White Plains High School’s faculty and administrators have devised a groundbreaking program that simultaneously looks to address the nationwide teacher shortage and provide students with a potential path for a career in education.

Last week, school officials announced that a $40,000 state grant this year has helped launch the district’s Educator Pathway Pilot Program. Currently, 29 high school students are enrolled, providing them with specific courses to begin preparing them for a teaching career and to earn college credits.

“We know there is a teacher shortage. We also know it’s really important to have career pathways,” said Kara Lyons, the White Plains Teachers Association president, who along with Assistant Principal Sara Hall was instrumental in introducing the program.

“So this program is incredible in that students can graduate and become teaching assistants, go to Westchester Community College for free, and then they can go to Pace for reduced tuition, or they can go to the school of their choice and carry those elective credits, or they can transfer them to SUNY because they have reciprocity,” Lyons added.

Hall said that the program is intended to be a three- or four-year series of elective courses starting in freshman or sophomore year, which includes a foundation of education class, diversity within education, psychology, a class on special education and other offerings that lay the groundwork for a career as an educator. The program will also eventually have the participants work with students in a class at one of the district’s elementary schools.

When the participants near high school graduation and have completed the full series, they can take the state exam for teaching assistants and be qualified to work, Hall said.

“We want to capture them young so that way they can do the entire pathway and can work as soon as they graduate as a teaching assistant,” she said.

Lyons said that one of the most exciting aspects of devising the program was collaborating with legislators for the funding as well as creating partnerships with the colleges, which makes the program even more attractive for students.

It has been estimated that nationwide there is a shortfall of about 180,000 teachers.

State Sen. Shelley Mayer (D-Yonkers), chair of the Senate’s Education Committee, said policymakers have been looking at how to entice more youngsters to consider a career in education. When she heard what White Plains has proposed, Mayer and Assemblyman Chris Burdick (D-Bedford) fought for the grant.

“It’s so thrilling to think that you’re learning and considering the possibility of teaching,” Mayer told a group of students enrolled in the pilot program in an announcement last Thursday at the school.

Burdick said how the program could become a model for other districts throughout New York.

“You’re in the forefront of this, and you know what, I have such tremendous confidence in all of you that you’re going to show that this is what must be done statewide,” Burdick said.

As a student who has had a wide range of experiences, senior Nuala Stanghellini said she was excited to try the program. She is considering a teaching career in special education or math.

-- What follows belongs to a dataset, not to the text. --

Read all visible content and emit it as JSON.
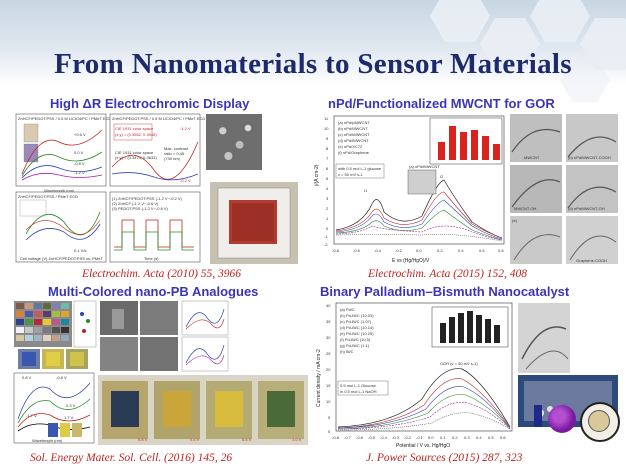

“As a student with an IEP and in advances classes, I see so many different dimensions of the educational system,” Stanghellini said. “I see all the opportunities for support that we have, special education classes, individual services and things like that, and I also see some of the struggles we have in education in trying to grow.”

Superintendent of Schools Dr. Joseph Ricca said there may be no career that is more rewarding than teaching. He said that the most successful people in the world started with a teacher that helped shape them.

“I started teaching history during the day and I never looked back. Never once. That was the year 2000,” said Ricca who thought he was going to be a lawyer. “From that moment to today, I am so proud of the choice to remain in education, because I know what goes into becoming a dedicated teacher.”